Anyone who has taken a basic computer science class has undoubtedly spent time devising a sorting algorithm—code that will take an unordered list of items and put them in ascending or descending order. It’s an interesting challenge because there are so many ways of doing it and because people have spent a lot of time figuring out how to do this sorting as efficiently as possible.
Sorting is so basic that algorithms are built into most standard libraries for programming languages. And, in the case of the C++ library used with the LLVM compiler, the code hasn’t been touched in over a decade.
But Google’s DeepMind AI group has now developed a reinforcement learning tool that can develop extremely optimized algorithms without first being trained on human code examples. The trick was to set it up to treat programming as a game.
It’s all a game
DeepMind, among other things, is notable for having developed software that teaches itself how to play games. That approach has proven highly effective, conquering games as varied as chess, Go, and StarCraft. While the details vary depending on which game it’s tackling, the software learns by playing itself and discovers options that allow it to maximize a score.

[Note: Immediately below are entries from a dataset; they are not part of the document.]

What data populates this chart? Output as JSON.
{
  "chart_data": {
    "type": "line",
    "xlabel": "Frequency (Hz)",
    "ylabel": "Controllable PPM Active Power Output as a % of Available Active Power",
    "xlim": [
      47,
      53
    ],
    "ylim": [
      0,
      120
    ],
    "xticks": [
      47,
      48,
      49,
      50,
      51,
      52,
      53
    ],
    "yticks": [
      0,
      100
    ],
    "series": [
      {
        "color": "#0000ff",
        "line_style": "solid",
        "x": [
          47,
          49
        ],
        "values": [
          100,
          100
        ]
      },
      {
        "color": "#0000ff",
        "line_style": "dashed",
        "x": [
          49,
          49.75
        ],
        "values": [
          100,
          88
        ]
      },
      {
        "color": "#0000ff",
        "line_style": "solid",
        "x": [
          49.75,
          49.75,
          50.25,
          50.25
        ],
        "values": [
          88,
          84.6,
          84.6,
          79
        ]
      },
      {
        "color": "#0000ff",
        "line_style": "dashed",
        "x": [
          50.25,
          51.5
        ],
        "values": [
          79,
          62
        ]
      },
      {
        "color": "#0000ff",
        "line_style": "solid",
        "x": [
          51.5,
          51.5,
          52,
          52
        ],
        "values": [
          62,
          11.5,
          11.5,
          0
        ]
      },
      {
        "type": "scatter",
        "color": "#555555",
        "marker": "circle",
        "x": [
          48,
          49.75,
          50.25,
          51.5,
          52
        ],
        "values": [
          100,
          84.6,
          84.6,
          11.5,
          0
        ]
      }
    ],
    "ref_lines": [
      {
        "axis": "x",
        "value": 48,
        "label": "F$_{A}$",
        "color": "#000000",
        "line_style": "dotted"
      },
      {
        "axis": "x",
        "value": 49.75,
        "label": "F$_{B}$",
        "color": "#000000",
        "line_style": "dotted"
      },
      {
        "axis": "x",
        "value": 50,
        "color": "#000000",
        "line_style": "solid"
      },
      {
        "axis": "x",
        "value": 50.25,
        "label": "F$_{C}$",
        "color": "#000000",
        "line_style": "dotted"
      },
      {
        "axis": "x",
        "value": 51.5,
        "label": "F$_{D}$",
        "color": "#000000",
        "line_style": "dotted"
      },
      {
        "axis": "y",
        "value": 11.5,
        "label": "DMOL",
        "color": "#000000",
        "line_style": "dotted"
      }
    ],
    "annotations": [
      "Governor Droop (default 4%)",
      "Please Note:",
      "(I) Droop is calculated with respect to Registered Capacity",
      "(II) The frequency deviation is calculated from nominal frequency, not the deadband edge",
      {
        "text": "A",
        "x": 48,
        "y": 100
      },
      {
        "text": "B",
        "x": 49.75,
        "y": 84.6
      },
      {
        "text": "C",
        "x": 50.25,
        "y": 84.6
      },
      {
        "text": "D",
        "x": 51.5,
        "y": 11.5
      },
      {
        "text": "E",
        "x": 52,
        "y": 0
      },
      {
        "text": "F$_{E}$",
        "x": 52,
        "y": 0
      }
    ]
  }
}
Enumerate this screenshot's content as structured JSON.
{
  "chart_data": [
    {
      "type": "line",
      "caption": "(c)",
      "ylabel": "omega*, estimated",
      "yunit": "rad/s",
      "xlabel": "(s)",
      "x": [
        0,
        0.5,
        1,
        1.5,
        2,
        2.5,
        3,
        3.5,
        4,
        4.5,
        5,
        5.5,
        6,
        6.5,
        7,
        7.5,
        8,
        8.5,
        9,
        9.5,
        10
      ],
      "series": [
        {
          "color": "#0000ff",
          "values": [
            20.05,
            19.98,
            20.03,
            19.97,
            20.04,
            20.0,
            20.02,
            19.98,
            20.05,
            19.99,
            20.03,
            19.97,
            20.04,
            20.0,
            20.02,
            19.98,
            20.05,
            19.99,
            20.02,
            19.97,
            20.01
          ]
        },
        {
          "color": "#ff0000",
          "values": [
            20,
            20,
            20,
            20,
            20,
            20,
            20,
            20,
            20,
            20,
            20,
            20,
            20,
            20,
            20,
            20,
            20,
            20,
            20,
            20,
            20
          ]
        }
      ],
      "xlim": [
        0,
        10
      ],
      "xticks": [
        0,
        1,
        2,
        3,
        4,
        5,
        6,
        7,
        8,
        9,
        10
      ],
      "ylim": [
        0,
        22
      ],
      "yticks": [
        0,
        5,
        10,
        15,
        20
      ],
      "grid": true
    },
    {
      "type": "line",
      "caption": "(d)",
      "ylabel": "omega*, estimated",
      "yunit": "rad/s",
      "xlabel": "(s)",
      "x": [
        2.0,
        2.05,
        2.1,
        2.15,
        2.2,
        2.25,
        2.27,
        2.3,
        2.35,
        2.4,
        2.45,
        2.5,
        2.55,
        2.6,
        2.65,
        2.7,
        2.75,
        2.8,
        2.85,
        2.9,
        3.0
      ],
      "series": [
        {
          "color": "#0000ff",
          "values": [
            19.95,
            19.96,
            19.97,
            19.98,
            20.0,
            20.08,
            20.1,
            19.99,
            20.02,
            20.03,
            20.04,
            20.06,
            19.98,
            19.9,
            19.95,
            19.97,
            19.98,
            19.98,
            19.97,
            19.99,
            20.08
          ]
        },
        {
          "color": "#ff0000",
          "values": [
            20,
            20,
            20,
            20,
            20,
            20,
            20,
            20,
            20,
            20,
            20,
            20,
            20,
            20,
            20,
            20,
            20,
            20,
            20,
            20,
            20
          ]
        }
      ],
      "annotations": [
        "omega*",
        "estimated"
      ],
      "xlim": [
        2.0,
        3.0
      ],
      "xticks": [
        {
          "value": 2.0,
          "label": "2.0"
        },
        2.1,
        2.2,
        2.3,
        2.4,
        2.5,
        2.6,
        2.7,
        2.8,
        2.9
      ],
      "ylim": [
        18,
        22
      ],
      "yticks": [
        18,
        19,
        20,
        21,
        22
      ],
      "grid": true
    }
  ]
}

Because it isn’t trained on games humans play, the DeepMind system can discover approaches to the games that humans haven’t thought of. Of course, since it’s always playing against itself, there are cases where it has developed blind spots that humans can exploit.
This approach is very relevant to programming. Large language models write effective code because they have seen plenty of human examples. But because of that, they’re unlikely to develop something that humans haven’t done previously. If we’re looking to optimize well-understood algorithms, like sorting functions, then basing something on existing human code is, at best, going to get you equivalent performance. But how do you get an AI to identify a truly new approach?
The people at DeepMind took the same approach as they had with chess and Go: They turned code optimization into a game. The AlphaDev system developed x86 assembly algorithms that treated the latency of the code as a score and tried to minimize that score while ensuring that the code ran to completion without errors. Through reinforcement learning, AlphaDev gradually develops the ability to write tight, highly efficient code.
Saying that the system optimizes for latency is very different from explaining how it operates. Like most other complex AI systems, AlphaDev consists of several distinct components. One of them is a representation function, which tracks the overall performance of the code as it’s developed. This includes the general structure of the algorithm, as well as the use of x86 registers and memory.
The system adds assembly instructions individually, chosen by a Monte Carlo tree search—again, an approach borrowed from game-playing systems. The “tree” aspect of this approach allows the system to quickly narrow in on a limited area of the large range of potential instructions, while the Monte Carlo adds a degree of randomness to the precise instruction that gets chosen from that branch. (Note that “instruction” in this context includes things like the specific registers chosen to create a valid and complete assembly.)
The system then evaluates the state of the assembly code for latency and validity and assigns it a score, comparing that to the score of the previous one. And, through reinforcement learning, it hangs on to information about how going down different branches of the tree work, given the program’s state. Over time, it “learns” how to achieve a winning game state—a completed sorting—with a maximum score, meaning a minimum latency.
The main benefit of this system is that its training doesn’t have to involve any code examples. Instead, the system generates its own code examples and then evaluates them. In the process, it hangs on to information about combinations of instructions that are effective in sorting.